In his new book, “Hank Greenberg: The Hero of Heroes,” John Rosengren describes how the New York Yankees used to call up minor leaguers just to harass the Jewish baseball star from the bench.
In the South, things were worse. “No one would ever let you forget it. You’d hear it from the stands all the time,” Greenberg says of his early playing days, citing a torrent of anti-Semitic invective.
Somehow, Greenberg endured to become not just a hero, but a social pioneer.
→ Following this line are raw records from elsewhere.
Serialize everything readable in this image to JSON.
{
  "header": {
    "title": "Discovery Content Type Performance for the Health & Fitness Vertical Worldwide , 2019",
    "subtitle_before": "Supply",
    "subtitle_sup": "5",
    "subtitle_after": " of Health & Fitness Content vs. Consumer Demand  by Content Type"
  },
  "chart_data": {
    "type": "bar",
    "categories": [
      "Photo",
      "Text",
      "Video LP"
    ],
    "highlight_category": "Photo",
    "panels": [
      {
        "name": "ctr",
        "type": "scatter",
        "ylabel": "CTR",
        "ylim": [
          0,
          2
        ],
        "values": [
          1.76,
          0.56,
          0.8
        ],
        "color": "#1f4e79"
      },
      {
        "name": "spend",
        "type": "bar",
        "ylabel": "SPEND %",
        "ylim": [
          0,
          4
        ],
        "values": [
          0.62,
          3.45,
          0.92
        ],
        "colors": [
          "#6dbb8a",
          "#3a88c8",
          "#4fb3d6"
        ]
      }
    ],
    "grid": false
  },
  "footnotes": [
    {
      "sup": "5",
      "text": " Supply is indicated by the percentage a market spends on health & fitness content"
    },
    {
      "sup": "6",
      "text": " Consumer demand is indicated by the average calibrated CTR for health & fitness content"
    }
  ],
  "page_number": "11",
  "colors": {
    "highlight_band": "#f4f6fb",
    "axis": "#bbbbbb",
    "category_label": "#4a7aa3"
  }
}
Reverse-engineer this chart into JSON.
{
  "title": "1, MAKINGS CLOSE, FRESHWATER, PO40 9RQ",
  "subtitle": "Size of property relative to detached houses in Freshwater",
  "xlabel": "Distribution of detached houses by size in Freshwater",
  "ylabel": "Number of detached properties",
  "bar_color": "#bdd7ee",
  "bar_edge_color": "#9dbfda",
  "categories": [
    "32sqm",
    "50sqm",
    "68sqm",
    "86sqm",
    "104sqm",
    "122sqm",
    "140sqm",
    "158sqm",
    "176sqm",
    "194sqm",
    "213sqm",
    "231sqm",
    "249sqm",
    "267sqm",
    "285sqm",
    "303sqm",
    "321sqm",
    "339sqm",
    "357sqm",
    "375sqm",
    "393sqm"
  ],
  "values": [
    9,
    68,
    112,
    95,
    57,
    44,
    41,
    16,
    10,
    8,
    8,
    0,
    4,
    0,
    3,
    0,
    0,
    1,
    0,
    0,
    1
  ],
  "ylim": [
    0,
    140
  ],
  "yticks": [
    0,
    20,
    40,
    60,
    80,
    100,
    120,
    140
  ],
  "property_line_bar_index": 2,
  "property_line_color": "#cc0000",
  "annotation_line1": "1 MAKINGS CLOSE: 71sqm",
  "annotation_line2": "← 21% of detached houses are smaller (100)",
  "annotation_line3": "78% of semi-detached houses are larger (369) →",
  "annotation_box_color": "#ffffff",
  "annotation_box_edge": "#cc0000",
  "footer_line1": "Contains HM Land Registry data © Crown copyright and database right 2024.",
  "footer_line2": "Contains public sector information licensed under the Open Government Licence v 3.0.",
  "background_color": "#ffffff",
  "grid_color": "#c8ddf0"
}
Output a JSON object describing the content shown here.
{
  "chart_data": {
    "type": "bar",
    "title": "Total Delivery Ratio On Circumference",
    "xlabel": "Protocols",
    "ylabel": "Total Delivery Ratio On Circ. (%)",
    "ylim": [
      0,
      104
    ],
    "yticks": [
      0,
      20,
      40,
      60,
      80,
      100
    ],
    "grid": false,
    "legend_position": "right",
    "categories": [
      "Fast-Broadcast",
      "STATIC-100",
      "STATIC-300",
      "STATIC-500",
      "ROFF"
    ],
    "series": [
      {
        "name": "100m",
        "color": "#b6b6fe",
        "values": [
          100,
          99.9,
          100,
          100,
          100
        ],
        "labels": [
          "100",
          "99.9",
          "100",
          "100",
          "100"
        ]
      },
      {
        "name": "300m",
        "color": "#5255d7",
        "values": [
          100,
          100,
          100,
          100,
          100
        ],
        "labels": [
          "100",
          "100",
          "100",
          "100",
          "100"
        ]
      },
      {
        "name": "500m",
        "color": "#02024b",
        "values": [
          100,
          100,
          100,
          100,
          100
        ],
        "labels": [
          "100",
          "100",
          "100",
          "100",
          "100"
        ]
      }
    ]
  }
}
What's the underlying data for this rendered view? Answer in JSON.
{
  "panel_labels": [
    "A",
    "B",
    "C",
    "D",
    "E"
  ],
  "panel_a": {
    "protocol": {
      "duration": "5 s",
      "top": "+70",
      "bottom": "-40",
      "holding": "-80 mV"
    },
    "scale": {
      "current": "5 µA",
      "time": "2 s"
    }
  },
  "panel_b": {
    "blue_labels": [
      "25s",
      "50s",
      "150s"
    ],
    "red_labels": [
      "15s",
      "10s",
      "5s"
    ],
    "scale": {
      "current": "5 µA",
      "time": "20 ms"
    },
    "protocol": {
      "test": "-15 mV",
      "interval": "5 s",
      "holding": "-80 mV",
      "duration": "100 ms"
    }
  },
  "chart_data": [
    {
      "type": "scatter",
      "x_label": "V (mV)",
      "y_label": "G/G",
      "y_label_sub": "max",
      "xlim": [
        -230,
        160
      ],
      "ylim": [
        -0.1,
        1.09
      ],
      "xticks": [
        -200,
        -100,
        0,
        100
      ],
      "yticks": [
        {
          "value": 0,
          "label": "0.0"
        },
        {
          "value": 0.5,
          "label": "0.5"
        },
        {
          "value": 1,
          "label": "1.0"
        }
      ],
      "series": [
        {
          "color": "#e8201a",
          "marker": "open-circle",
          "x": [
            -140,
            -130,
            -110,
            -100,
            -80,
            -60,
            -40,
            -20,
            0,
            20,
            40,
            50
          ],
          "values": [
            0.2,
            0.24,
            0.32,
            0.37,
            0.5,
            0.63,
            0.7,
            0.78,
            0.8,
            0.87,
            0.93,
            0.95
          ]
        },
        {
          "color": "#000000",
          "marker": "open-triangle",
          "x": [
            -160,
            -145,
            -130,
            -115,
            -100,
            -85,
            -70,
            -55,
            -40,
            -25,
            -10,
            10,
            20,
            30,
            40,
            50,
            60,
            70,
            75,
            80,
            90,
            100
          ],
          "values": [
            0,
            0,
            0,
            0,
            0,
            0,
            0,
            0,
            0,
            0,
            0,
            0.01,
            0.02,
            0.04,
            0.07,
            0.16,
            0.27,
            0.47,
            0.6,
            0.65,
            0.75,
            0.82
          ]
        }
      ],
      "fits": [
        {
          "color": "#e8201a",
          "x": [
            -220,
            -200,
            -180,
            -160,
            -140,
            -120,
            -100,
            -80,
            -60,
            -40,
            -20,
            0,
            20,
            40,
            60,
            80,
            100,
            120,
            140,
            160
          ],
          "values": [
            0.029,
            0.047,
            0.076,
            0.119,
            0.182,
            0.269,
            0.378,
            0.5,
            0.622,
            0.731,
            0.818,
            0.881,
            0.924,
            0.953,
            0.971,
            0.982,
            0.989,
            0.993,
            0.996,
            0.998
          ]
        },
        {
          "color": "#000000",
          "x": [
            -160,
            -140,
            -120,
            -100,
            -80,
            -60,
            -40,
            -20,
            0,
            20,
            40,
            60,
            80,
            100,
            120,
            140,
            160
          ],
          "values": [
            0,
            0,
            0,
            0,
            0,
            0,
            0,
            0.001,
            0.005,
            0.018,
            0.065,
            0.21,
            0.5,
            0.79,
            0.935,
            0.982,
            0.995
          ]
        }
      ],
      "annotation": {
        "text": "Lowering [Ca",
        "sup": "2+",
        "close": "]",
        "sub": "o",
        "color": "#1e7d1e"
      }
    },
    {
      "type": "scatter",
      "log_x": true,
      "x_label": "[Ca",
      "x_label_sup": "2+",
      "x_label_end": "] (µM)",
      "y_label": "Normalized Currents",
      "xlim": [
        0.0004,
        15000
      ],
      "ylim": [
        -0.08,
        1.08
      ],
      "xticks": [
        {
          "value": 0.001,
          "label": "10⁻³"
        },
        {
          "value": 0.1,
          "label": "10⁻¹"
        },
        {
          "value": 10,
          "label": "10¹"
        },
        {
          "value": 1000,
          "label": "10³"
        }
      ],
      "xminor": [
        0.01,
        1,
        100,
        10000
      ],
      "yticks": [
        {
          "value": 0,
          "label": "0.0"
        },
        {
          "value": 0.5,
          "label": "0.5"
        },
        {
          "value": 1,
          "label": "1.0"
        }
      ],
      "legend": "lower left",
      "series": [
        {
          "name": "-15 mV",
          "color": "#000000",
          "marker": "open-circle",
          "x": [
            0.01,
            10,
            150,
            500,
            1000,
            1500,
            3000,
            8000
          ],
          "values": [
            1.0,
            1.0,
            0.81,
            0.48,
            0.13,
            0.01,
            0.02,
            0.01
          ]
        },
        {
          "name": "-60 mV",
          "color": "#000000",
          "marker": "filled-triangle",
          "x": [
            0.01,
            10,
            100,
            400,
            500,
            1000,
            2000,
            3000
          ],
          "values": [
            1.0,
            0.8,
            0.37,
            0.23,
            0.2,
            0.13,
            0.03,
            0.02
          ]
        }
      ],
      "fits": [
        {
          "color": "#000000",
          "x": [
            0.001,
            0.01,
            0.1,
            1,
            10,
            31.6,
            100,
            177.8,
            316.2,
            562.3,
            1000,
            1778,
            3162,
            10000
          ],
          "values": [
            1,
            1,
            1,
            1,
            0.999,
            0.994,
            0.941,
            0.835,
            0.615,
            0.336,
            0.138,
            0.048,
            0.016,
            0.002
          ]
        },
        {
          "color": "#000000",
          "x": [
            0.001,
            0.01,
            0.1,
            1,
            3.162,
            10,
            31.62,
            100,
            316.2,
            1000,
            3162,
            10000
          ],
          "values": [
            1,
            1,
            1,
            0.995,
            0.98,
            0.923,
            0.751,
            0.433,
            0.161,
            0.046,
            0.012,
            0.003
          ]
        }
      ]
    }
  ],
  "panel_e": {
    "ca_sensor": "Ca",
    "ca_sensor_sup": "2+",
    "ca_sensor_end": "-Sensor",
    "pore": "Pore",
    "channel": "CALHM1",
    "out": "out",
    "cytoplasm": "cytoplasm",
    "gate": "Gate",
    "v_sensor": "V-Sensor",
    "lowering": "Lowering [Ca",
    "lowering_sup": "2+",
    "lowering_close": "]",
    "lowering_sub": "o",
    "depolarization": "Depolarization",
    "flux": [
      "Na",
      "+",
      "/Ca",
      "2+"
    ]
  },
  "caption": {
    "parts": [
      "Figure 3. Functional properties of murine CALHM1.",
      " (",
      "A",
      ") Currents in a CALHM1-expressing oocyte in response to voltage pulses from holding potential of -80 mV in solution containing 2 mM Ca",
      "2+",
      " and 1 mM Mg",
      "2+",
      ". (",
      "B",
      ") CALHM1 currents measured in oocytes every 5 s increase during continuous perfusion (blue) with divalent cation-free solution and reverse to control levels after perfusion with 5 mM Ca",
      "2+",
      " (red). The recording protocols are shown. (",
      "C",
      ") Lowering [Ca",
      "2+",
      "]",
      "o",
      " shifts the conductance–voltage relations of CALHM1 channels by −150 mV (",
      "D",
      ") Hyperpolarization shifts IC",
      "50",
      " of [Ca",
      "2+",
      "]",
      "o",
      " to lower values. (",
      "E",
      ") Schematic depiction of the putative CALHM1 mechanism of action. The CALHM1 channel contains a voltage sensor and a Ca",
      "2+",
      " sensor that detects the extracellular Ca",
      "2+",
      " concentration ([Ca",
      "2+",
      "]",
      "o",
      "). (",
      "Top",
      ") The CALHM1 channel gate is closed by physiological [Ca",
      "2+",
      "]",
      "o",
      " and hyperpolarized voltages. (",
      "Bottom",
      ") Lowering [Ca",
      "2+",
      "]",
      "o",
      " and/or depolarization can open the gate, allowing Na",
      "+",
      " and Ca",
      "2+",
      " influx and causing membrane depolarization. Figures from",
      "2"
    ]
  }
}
Well before Jackie Robinson, the Detroit first baseman became a symbol in the battle against bigotry, what one newspaper at the time called “that elusive Hebrew star.”
That such a transformation came in Detroit makes it all the more impressive.
“Had Greenberg chosen to play in New York, he would have blended into the large Jewish community,” writes Rosengren, “but in Detroit, where less than 5 percent of the population was Jewish, Hank felt isolated. The city’s environment was particularly hostile toward Jews. ... Not surprising, since the city’s paterfamilias, Henry Ford, was its leading anti-Semite.”
Rosengren, a Minneapolis-based author who has written extensively on sports, does a fine job placing Greenberg’s accomplishments against this backdrop, as well as the chilling developments taking place across Europe at the time. As Dachau factories were being turned into prototypes for Nazi concentration camps, the prominent young star headed to spring training with the Tigers, giving his career even more resonance.
The book occasionally slows with detailed passages on games and Greenberg’s battles with ownership and managers. Rosengren might’ve done better skipping a bit of this play by play.
More engaging are the details of how Greenberg, who would become the highest paid player in baseball at the time, changed the way the game was played.
Hours before teammates arrived for games, Greenberg would show up at ballparks to groove his swing, or improve his footwork around first base. Ever looking for an edge, he discovered that he could use bicycle tape to extend the webbing of his first-baseman’s mitt, or use licorice to resin the pocket.
“Other teams didn’t like it,” Rosengren writes, “but nothing in the rule book rendered Hank’s adaptation illegal.”
And while Babe Ruth’s homers were high and lunar, Greenberg’s were straight power strokes, what one writer described as looking like “a Bobby Jones tee shot.”
Baseball aficionados will also soak up encounters between the Tigers power hitter and Cleveland Indians legend Bob Feller, “the only pitcher who genuinely frightened Greenberg,” Rosenberg writes. In a game where Feller strikes out 18 Tiger batters, Greenberg uncorks a 450-foot double.
By the time he is 25, the 6-foot-4 Greenberg has developed into a charming and intelligent star. He wears his hair longer than most of the players of that day, and chooses more stylish clothes. Wire service photographers snap shots of him with beautiful young women at the beach.
Greenberg spent his final 13 years in Los Angeles, played tennis daily at the Beverly Hills Tennis Club and is buried at Hillside Memorial Park.
But it isn’t for such glamorous rewards that Greenberg deserves to be remembered. He deserves special note for, in the trickiest of times, connecting with fans and erasing biases with his work ethic, a will to win and a rare generosity of spirit.
Rosengren’s book reintroduces us to a player with that most-elusive trait in modern sports: genuine integrity.